Diet has a large influence on gut microbiota diversity and function. Although previous studies have investigated the effect of dietary interventions on the gut microbiome, longitudinal changes in the gut microbiome, microbial functions, and metabolite profiles post dietary interventions have been underexplored. How long these outcomes require to reach a steady-state, how they relate to one another, and their impact on host physiological changes are largely unknown. To address these unknowns, we collected longitudinal fecal samples following an abrupt dietary change in healthy adult beagles (n = 12, age: 5.16 ± 0.87 year, BW: 13.37 ± 0.68 kg) using a crossover design. All dogs were fed a kibble diet (control) from d1-14, and then fed that same diet supplemented with fiber (HFD) or a protein-rich canned diet (CD) from d15-27. Fresh fecal samples were collected on d13, 16, 20, 24, and 27 for metabolite and microbiome assessment.
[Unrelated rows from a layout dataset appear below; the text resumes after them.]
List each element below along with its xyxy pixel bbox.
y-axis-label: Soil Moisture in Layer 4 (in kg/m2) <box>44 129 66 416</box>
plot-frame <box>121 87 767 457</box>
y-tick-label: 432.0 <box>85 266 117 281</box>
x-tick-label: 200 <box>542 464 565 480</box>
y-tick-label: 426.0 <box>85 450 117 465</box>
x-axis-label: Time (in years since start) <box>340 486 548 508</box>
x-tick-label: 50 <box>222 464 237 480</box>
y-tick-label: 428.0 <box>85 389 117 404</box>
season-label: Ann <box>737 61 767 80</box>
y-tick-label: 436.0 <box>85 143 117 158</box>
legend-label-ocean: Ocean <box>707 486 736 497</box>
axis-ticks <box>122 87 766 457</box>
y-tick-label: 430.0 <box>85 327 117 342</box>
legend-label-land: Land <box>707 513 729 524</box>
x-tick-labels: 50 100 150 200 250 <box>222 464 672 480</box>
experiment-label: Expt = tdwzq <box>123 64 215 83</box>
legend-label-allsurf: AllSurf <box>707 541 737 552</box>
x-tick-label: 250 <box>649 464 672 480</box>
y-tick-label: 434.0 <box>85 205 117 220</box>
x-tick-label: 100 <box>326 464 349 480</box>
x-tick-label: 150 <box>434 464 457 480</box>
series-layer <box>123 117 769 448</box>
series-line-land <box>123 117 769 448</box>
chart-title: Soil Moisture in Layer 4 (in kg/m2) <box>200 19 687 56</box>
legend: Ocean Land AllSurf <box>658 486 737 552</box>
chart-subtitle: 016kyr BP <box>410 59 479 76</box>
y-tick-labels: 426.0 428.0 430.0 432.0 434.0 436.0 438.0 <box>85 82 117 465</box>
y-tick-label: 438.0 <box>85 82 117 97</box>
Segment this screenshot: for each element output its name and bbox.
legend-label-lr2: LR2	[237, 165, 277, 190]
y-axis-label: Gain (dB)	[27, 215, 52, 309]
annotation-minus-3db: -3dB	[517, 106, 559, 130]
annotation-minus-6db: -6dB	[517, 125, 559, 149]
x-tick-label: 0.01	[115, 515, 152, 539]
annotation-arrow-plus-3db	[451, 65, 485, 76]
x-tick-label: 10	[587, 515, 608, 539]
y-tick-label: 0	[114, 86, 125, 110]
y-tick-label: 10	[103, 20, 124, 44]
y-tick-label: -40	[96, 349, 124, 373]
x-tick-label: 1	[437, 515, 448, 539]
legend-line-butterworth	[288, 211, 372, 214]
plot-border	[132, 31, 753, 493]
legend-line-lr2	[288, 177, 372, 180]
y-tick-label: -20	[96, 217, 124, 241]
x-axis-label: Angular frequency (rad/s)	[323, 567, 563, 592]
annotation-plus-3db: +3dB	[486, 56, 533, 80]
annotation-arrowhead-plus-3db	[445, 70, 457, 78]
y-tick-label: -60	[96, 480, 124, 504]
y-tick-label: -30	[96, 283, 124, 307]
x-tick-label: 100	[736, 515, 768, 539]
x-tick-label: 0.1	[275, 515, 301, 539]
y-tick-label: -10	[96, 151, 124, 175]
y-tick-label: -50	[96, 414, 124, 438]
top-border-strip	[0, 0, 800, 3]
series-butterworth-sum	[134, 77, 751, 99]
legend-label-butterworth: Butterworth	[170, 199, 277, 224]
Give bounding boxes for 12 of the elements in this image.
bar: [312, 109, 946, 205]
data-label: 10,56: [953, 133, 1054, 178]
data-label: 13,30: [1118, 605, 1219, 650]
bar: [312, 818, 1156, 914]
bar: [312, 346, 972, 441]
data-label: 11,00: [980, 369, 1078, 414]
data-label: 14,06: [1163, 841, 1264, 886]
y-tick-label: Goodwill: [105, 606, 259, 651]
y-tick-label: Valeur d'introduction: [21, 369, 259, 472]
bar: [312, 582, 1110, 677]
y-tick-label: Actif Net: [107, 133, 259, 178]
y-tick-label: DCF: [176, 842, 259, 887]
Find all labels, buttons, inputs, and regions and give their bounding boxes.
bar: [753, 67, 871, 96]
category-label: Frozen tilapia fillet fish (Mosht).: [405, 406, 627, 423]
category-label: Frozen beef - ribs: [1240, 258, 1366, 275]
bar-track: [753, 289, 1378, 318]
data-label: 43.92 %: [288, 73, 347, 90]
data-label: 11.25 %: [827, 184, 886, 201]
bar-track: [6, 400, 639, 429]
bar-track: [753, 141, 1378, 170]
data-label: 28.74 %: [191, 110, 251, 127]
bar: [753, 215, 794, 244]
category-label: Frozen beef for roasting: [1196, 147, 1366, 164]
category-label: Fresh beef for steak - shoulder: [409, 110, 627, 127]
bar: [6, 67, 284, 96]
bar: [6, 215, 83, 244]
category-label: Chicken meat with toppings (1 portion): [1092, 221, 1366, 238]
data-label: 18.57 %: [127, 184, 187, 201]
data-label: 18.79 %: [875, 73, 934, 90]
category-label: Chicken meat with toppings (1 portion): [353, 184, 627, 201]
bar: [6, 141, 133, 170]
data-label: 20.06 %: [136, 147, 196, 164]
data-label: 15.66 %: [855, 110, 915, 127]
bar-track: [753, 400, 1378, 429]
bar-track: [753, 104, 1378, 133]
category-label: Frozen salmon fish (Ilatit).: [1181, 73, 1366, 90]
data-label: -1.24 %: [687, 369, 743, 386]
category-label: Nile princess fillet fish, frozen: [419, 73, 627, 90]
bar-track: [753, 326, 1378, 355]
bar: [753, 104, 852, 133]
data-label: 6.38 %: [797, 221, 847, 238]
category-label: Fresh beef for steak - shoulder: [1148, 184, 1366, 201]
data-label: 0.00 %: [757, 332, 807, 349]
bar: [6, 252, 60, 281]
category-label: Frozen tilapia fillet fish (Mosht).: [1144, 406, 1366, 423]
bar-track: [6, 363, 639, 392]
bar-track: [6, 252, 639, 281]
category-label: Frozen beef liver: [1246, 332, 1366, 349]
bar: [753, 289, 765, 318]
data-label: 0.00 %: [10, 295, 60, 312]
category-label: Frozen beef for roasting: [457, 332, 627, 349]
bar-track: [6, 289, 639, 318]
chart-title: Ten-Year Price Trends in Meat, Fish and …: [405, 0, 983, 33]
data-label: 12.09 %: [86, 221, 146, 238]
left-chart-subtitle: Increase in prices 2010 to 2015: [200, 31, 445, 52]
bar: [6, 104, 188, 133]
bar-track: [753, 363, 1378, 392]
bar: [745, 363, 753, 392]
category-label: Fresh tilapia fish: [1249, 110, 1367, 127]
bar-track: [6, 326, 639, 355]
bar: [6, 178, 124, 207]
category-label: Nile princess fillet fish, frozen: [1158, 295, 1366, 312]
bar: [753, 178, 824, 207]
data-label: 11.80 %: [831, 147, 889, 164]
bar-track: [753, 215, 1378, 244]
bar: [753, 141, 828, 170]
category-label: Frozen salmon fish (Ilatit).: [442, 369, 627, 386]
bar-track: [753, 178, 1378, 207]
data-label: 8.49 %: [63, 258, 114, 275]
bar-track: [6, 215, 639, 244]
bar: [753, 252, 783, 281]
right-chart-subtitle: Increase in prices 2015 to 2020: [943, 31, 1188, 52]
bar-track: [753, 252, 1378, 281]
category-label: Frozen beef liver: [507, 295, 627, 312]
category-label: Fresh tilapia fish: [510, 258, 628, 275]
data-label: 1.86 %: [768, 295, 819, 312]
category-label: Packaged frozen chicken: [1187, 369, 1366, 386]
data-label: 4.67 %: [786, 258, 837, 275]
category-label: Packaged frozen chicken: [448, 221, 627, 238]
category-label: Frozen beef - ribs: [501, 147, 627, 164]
Fecal microbial diversity and composition, metabolite profiles, and microbial functions dramatically diverged and stabilized within a few days (2 d for metabolites; 6 d for microbiota) after dietary interventions. Fecal acetate, propionate, and total short-chain fatty acids increased after change to HFD, while fecal isobutyrate, isovalerate, total branched-chain fatty acids, phenol, and indole increased after dogs consumed CD. Relative abundance of ~ 100 bacterial species mainly belonging to the Firmicutes, Proteobacteria, and Actinobacteria phyla increased in HFD. These shifts in gut microbiome diversity and composition were accompanied by functional changes. Transition to HFD led to increases in the relative abundance of KEGG orthology (KO) terms related to starch and sucrose metabolism, fatty acid biosynthesis, and amino sugar and nucleotide sugar metabolism, while transition to CD resulted in increased relative abundance of KO terms pertaining to inositol phosphate metabolism and sulfur metabolism. Significant associations among fecal microbial taxa, KO terms, and metabolites were observed, allowing for high-accuracy prediction of diet group by random forest analysis.

CONCLUSIONS

Longitudinal sampling and a multi-modal approach to characterizing the gastrointestinal environment allowed us to demonstrate how drastically and quickly dietary changes impact the fecal microbiome and metabolite profiles of dogs following an abrupt dietary change and identify key microbe-metabolite relationships that allowed for treatment prediction.